The dispenser has two settings: one for 0.4 mL and another for 0.7 mL. |
We couldn't determine where the dispenser was set, and I worked out the answer for the 0.4 setting.
After a false start...
113 is wrong! |
...I figured it out. 3,000 squirts!
I was curious to see how Rich and Megan (our grade 5 resource room teacher) would attack the problem, so I asked them to have a go:
Rich's solution. While I thought of four tenths as a decimal, he used a fraction. |
Megan also thought in fractional terms. |
I thought it was interesting that the three of us took three different solution paths, and we imagined we'd see a variation in the class responses.
For Act 4, we thought we'd ask the kids to find out how many squirts it would take to empty the bag if the dispenser was set at 0.7 mL per squirt. Megan had to leave, so that left Rich and I to work it out.

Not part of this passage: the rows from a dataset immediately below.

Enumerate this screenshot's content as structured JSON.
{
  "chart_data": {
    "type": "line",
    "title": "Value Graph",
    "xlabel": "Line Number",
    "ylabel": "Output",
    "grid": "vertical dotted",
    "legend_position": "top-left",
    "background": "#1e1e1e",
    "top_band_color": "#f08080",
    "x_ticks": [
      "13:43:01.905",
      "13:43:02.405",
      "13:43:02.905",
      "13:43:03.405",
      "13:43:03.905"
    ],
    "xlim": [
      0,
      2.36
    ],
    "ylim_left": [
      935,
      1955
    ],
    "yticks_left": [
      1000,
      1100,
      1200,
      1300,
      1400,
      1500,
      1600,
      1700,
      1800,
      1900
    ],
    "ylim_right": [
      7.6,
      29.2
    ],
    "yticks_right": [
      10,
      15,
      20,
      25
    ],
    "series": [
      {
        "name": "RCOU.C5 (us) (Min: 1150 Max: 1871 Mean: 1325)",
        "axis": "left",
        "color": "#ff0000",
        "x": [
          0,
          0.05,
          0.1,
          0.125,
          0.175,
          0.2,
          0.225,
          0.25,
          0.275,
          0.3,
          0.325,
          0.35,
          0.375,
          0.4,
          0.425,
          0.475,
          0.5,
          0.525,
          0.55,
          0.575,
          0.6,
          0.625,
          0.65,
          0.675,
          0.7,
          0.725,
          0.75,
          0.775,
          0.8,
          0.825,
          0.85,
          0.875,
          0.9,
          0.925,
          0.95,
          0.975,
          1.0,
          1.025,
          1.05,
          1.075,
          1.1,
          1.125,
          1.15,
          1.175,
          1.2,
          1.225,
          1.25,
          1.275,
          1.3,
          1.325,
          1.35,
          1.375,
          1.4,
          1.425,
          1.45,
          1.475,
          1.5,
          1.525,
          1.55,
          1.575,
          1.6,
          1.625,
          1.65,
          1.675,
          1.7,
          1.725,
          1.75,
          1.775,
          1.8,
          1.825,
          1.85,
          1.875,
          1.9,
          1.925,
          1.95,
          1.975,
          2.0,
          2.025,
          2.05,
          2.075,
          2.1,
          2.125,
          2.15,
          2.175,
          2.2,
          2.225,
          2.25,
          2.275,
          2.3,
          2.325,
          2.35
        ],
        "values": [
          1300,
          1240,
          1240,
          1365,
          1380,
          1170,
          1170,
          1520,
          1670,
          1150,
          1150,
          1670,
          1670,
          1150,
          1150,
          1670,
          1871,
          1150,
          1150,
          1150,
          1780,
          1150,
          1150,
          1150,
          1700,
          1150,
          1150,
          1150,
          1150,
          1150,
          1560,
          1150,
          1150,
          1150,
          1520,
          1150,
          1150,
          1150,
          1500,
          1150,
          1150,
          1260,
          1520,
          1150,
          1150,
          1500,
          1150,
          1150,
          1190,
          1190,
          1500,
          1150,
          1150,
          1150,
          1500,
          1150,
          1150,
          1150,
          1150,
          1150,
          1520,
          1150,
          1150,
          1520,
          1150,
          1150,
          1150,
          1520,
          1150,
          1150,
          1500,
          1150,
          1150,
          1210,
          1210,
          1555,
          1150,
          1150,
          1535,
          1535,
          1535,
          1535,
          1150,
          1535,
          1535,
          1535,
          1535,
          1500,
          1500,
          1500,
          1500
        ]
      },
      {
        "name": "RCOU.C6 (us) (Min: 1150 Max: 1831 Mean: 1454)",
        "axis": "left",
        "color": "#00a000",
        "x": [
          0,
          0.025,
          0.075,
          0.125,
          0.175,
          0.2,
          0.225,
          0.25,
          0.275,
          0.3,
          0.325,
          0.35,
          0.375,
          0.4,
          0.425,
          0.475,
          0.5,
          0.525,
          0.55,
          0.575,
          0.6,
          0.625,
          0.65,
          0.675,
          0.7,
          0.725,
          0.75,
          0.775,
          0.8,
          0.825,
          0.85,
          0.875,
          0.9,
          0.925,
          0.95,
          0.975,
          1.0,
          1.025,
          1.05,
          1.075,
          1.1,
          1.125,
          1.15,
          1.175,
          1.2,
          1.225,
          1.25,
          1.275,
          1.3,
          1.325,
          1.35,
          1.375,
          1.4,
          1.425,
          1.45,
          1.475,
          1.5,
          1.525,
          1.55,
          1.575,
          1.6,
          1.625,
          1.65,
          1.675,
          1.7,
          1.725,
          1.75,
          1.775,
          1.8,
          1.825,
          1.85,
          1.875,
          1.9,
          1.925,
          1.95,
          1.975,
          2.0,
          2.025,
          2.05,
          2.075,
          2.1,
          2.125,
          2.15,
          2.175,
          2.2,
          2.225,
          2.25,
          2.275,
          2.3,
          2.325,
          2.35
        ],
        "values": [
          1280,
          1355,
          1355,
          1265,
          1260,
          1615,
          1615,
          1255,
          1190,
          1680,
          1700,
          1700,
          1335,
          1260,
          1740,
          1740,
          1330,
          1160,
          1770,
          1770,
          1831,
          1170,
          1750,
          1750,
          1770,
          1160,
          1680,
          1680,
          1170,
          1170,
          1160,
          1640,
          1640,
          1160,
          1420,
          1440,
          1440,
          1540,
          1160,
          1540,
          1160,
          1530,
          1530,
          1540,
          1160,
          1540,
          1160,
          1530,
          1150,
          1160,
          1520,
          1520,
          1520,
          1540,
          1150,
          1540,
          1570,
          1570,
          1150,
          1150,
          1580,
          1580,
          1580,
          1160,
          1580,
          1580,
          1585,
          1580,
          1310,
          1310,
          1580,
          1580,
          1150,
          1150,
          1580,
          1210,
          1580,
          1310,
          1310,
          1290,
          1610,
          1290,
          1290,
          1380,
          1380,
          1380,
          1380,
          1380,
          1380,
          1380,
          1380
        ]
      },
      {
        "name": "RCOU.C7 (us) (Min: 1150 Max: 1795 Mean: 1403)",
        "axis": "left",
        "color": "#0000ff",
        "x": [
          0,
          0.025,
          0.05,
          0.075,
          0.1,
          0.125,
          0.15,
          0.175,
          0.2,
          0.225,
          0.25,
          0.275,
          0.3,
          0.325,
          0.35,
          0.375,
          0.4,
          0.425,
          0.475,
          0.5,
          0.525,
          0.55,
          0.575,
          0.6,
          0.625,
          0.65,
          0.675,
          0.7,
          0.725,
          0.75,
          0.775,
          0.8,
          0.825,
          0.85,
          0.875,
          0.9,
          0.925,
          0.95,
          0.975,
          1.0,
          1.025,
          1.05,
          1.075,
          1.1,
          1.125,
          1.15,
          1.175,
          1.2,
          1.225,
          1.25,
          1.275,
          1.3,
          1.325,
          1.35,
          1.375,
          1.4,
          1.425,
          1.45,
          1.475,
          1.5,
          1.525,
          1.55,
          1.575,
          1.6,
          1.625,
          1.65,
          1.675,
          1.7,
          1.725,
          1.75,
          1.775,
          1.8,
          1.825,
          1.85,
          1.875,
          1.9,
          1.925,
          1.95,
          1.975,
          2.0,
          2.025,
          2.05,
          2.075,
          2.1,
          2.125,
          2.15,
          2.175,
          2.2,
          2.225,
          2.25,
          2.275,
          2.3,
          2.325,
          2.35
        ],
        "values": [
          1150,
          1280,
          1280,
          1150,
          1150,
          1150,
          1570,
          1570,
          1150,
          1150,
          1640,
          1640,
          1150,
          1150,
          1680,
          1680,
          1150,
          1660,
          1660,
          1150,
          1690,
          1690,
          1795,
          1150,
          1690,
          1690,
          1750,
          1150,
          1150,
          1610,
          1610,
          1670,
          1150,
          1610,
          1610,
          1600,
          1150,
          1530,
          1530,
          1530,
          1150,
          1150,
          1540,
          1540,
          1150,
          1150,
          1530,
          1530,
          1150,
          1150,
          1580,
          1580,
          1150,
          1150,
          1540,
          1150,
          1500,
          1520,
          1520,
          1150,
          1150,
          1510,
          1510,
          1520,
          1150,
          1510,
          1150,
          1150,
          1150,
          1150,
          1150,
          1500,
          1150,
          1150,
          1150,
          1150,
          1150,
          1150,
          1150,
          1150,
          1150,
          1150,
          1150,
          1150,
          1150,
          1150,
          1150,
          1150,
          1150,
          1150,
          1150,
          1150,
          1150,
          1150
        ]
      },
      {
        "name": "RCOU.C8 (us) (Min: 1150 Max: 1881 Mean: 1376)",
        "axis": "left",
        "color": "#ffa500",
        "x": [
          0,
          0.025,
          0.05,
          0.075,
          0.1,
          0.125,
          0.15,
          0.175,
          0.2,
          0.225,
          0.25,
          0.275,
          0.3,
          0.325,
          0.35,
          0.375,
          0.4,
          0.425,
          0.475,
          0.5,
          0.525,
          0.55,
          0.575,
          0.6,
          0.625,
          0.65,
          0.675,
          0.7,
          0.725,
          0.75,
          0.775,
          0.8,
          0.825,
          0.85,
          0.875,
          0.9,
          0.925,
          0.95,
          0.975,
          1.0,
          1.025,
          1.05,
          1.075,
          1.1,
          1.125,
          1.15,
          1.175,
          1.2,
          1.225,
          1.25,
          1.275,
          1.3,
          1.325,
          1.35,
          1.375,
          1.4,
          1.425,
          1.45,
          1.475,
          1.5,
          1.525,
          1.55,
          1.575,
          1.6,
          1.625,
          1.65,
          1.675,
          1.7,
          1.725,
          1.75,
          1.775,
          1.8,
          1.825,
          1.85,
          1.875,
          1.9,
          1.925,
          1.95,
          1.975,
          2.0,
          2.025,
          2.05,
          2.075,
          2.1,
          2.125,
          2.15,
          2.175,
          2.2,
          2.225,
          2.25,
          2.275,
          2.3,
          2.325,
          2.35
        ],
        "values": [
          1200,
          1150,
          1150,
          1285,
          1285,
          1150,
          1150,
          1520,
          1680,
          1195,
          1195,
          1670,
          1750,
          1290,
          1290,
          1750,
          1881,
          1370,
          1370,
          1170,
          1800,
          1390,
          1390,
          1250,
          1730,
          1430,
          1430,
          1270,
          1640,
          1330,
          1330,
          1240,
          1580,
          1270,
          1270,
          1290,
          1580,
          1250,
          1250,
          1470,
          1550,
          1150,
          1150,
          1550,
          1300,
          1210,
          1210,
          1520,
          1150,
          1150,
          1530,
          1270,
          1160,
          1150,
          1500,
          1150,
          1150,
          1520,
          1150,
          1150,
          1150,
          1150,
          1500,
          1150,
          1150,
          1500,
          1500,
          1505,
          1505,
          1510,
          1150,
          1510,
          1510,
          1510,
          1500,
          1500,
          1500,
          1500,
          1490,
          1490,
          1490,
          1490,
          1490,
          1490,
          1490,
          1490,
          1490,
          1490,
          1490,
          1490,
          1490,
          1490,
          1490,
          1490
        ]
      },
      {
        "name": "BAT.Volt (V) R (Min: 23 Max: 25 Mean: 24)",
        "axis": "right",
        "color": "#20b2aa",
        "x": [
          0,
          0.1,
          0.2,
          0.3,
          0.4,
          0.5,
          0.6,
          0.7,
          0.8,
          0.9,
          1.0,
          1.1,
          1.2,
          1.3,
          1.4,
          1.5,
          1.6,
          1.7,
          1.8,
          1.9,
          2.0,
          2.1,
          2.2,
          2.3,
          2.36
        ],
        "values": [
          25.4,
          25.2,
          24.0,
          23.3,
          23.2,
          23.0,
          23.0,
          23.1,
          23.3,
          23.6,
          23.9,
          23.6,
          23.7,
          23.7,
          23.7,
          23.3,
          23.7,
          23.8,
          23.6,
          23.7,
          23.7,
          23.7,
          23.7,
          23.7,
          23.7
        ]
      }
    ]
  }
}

I went back to my table. It had worked before. Why not again? |
As I started to puzzle it out, the phone rang. It was Rich. He had gone back to his room, divided 1200 by .7 and gotten a wacky decimal. "It's 1,714.285714," he said, "And it goes on." I got out my phone calculator, punched in the numbers, and got 1,714.28571429. I knew that the answer lay somewhere between 1,714 and 1,715, but where did that ugly decimal come from? What did it mean? If there was 0.2 mL left in the dispenser, wouldn't the answer be 1,714.2? Or maybe it was 0.2 of 0.7? But then that would leave an answer of 1,714.14 squirts.

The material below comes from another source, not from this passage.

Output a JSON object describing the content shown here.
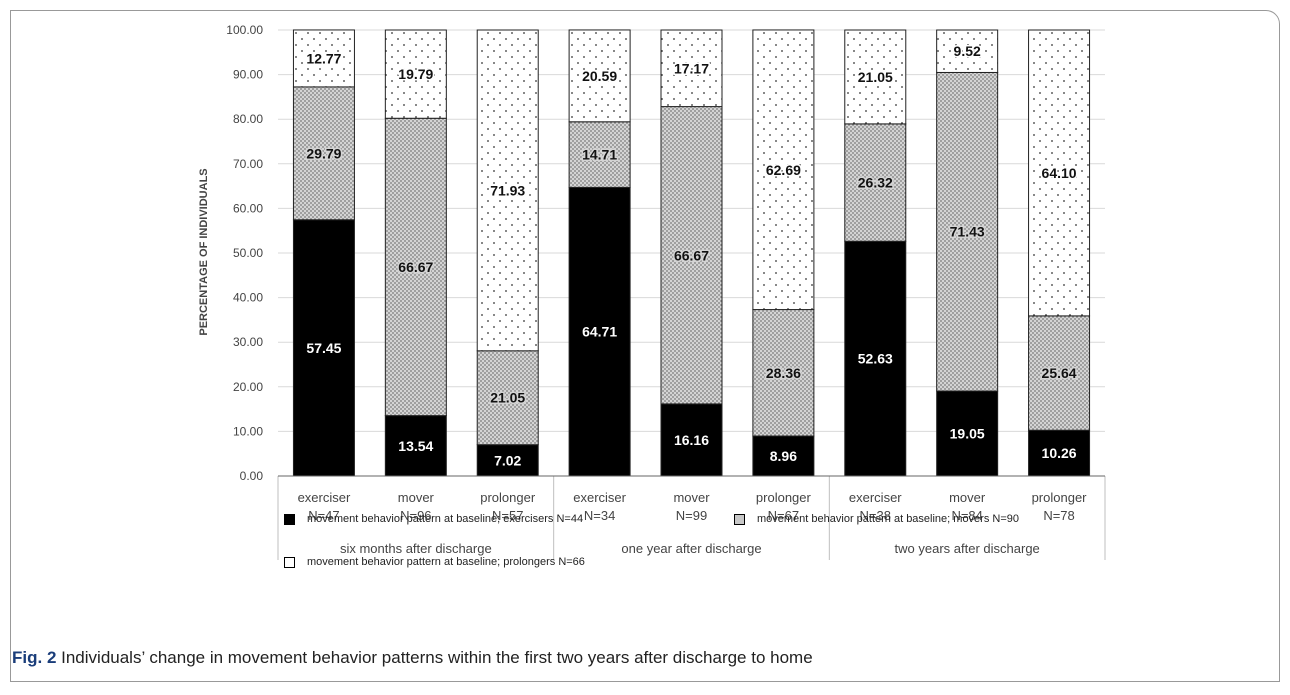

No kidding, I stared at the whiteboard for the better part of a week, thinking about decimals, automatic soap dispensers, and Robert Kaplinsky on productive struggle.

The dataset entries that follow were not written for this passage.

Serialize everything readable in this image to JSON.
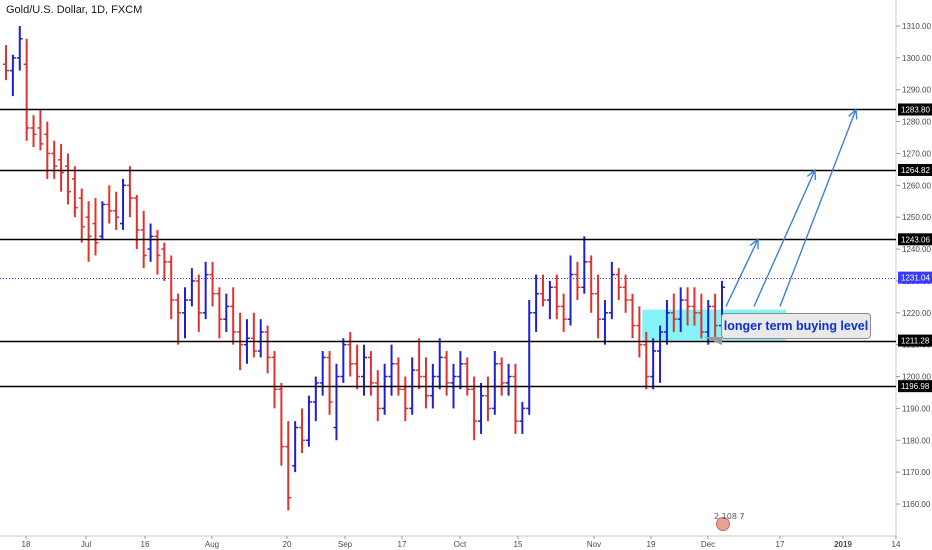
{
  "header": {
    "title": "Gold/U.S. Dollar, 1D, FXCM"
  },
  "annotation": {
    "text": "longer term buying level"
  },
  "watermark": {
    "text": "2 108 7"
  },
  "colors": {
    "up": "#1f1fcf",
    "down": "#e0312e",
    "level_line": "#000000",
    "current_price_line": "#3b3bff",
    "buy_zone_fill": "#6ff2f7",
    "arrow": "#3f7fd6"
  },
  "chart_data": {
    "type": "ohlc",
    "title": "Gold/U.S. Dollar, 1D, FXCM",
    "y_axis": {
      "ylim": [
        1155,
        1316
      ],
      "ticks": [
        1160,
        1170,
        1180,
        1190,
        1200,
        1210,
        1220,
        1230,
        1240,
        1250,
        1260,
        1270,
        1280,
        1290,
        1300,
        1310
      ],
      "tick_labels": [
        "1160.00",
        "1170.00",
        "1180.00",
        "1190.00",
        "1200.00",
        "1210.00",
        "1220.00",
        "1230.00",
        "1240.00",
        "1250.00",
        "1260.00",
        "1270.00",
        "1280.00",
        "1290.00",
        "1300.00",
        "1310.00"
      ]
    },
    "x_axis": {
      "tick_labels": [
        "18",
        "Jul",
        "16",
        "Aug",
        "20",
        "Sep",
        "17",
        "Oct",
        "15",
        "Nov",
        "19",
        "Dec",
        "17",
        "2019",
        "14"
      ]
    },
    "current_price": 1231.04,
    "current_price_label": "1231.04",
    "levels": [
      {
        "value": 1283.8,
        "label": "1283.80"
      },
      {
        "value": 1264.82,
        "label": "1264.82"
      },
      {
        "value": 1243.06,
        "label": "1243.06"
      },
      {
        "value": 1211.28,
        "label": "1211.28"
      },
      {
        "value": 1196.98,
        "label": "1196.98"
      }
    ],
    "buy_zone": {
      "price_low": 1211.3,
      "price_high": 1221.0
    },
    "arrow_targets": [
      1243.06,
      1264.82,
      1283.8
    ],
    "bars": [
      [
        1298,
        1304,
        1293,
        1296
      ],
      [
        1296,
        1301,
        1288,
        1300
      ],
      [
        1300,
        1310,
        1296,
        1306
      ],
      [
        1298,
        1306,
        1274,
        1278
      ],
      [
        1278,
        1282,
        1272,
        1276
      ],
      [
        1278,
        1284,
        1271,
        1273
      ],
      [
        1276,
        1280,
        1262,
        1270
      ],
      [
        1270,
        1274,
        1262,
        1266
      ],
      [
        1268,
        1273,
        1258,
        1264
      ],
      [
        1266,
        1270,
        1254,
        1258
      ],
      [
        1262,
        1266,
        1250,
        1253
      ],
      [
        1256,
        1259,
        1242,
        1247
      ],
      [
        1250,
        1255,
        1236,
        1244
      ],
      [
        1248,
        1256,
        1238,
        1242
      ],
      [
        1244,
        1255,
        1243,
        1254
      ],
      [
        1254,
        1260,
        1248,
        1252
      ],
      [
        1252,
        1258,
        1246,
        1250
      ],
      [
        1248,
        1262,
        1246,
        1260
      ],
      [
        1260,
        1266,
        1250,
        1256
      ],
      [
        1256,
        1257,
        1240,
        1246
      ],
      [
        1246,
        1252,
        1234,
        1238
      ],
      [
        1240,
        1248,
        1236,
        1244
      ],
      [
        1244,
        1246,
        1232,
        1238
      ],
      [
        1240,
        1242,
        1230,
        1236
      ],
      [
        1236,
        1238,
        1218,
        1224
      ],
      [
        1224,
        1226,
        1210,
        1220
      ],
      [
        1220,
        1228,
        1212,
        1224
      ],
      [
        1224,
        1234,
        1222,
        1230
      ],
      [
        1230,
        1232,
        1214,
        1220
      ],
      [
        1220,
        1236,
        1218,
        1232
      ],
      [
        1232,
        1236,
        1222,
        1226
      ],
      [
        1226,
        1228,
        1212,
        1218
      ],
      [
        1218,
        1226,
        1214,
        1222
      ],
      [
        1222,
        1228,
        1210,
        1214
      ],
      [
        1214,
        1220,
        1202,
        1210
      ],
      [
        1210,
        1218,
        1204,
        1212
      ],
      [
        1212,
        1220,
        1206,
        1208
      ],
      [
        1208,
        1218,
        1206,
        1214
      ],
      [
        1214,
        1216,
        1201,
        1206
      ],
      [
        1206,
        1208,
        1190,
        1196
      ],
      [
        1196,
        1198,
        1172,
        1178
      ],
      [
        1178,
        1186,
        1158,
        1162
      ],
      [
        1172,
        1186,
        1170,
        1184
      ],
      [
        1184,
        1190,
        1176,
        1180
      ],
      [
        1180,
        1194,
        1178,
        1192
      ],
      [
        1192,
        1200,
        1186,
        1198
      ],
      [
        1198,
        1208,
        1194,
        1206
      ],
      [
        1206,
        1208,
        1188,
        1192
      ],
      [
        1184,
        1204,
        1180,
        1200
      ],
      [
        1200,
        1212,
        1198,
        1210
      ],
      [
        1210,
        1214,
        1200,
        1204
      ],
      [
        1204,
        1210,
        1196,
        1200
      ],
      [
        1200,
        1210,
        1194,
        1206
      ],
      [
        1206,
        1208,
        1194,
        1198
      ],
      [
        1198,
        1202,
        1186,
        1190
      ],
      [
        1190,
        1204,
        1188,
        1200
      ],
      [
        1200,
        1210,
        1194,
        1204
      ],
      [
        1204,
        1206,
        1194,
        1196
      ],
      [
        1196,
        1200,
        1186,
        1190
      ],
      [
        1190,
        1206,
        1188,
        1202
      ],
      [
        1202,
        1212,
        1196,
        1200
      ],
      [
        1200,
        1206,
        1190,
        1194
      ],
      [
        1194,
        1204,
        1190,
        1200
      ],
      [
        1200,
        1212,
        1196,
        1206
      ],
      [
        1206,
        1208,
        1194,
        1198
      ],
      [
        1198,
        1204,
        1190,
        1200
      ],
      [
        1200,
        1208,
        1196,
        1204
      ],
      [
        1204,
        1206,
        1194,
        1196
      ],
      [
        1196,
        1200,
        1180,
        1186
      ],
      [
        1186,
        1198,
        1182,
        1194
      ],
      [
        1194,
        1200,
        1186,
        1190
      ],
      [
        1190,
        1208,
        1188,
        1204
      ],
      [
        1204,
        1206,
        1194,
        1198
      ],
      [
        1198,
        1204,
        1194,
        1200
      ],
      [
        1200,
        1204,
        1182,
        1186
      ],
      [
        1186,
        1192,
        1182,
        1190
      ],
      [
        1190,
        1224,
        1188,
        1220
      ],
      [
        1220,
        1232,
        1214,
        1226
      ],
      [
        1226,
        1232,
        1222,
        1224
      ],
      [
        1224,
        1230,
        1218,
        1228
      ],
      [
        1228,
        1232,
        1218,
        1222
      ],
      [
        1222,
        1226,
        1214,
        1218
      ],
      [
        1218,
        1238,
        1216,
        1232
      ],
      [
        1232,
        1236,
        1224,
        1228
      ],
      [
        1228,
        1244,
        1226,
        1236
      ],
      [
        1236,
        1238,
        1220,
        1226
      ],
      [
        1226,
        1232,
        1212,
        1218
      ],
      [
        1218,
        1224,
        1210,
        1220
      ],
      [
        1220,
        1236,
        1218,
        1232
      ],
      [
        1232,
        1234,
        1224,
        1228
      ],
      [
        1228,
        1232,
        1220,
        1224
      ],
      [
        1224,
        1226,
        1212,
        1216
      ],
      [
        1216,
        1222,
        1206,
        1210
      ],
      [
        1210,
        1214,
        1196,
        1200
      ],
      [
        1200,
        1212,
        1196,
        1208
      ],
      [
        1208,
        1216,
        1198,
        1214
      ],
      [
        1214,
        1224,
        1210,
        1220
      ],
      [
        1220,
        1226,
        1214,
        1218
      ],
      [
        1218,
        1228,
        1214,
        1224
      ],
      [
        1224,
        1228,
        1216,
        1222
      ],
      [
        1222,
        1228,
        1216,
        1220
      ],
      [
        1220,
        1226,
        1212,
        1214
      ],
      [
        1214,
        1224,
        1210,
        1222
      ],
      [
        1222,
        1226,
        1212,
        1216
      ],
      [
        1216,
        1230,
        1214,
        1228
      ]
    ]
  }
}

The decimal was killing me! |
I finally broke down and called my supervisor. He was fascinated by the way I went about solving the problem, and he picked up a marker and started working in the bottom right corner.
So how did the 3-Act play out with the kids? Stay tuned for a report. But because we had worked out the problem beforehand, Rich and I felt ready for anything.
A postscript:
Curious about the decimal, I did a little research. Turns out it's a repeating decimal, and the part that repeats is called the period or repetend, and there are cool patterns that occur with the digits. I tried dividing 2 by 7, first by hand...
...and then on different calculators:
They were all different, because some of them rounded and some of them didn't! I started to like the decimal, and had to revise my opinion. What I first thought of as something ugly turned out to be rather cool!
Tracy gets the final word:
Playing with the problem ourselves activates our identities as mathematicians. Just like reading teachers need to read and writing teachers need to write, math teachers need to do math. Noticing which mathematical concepts and techniques come into play while we work focuses our thinking on content. Rather than jumping right to planning activities students will do, we spend time thinking about the mathematics students may learn.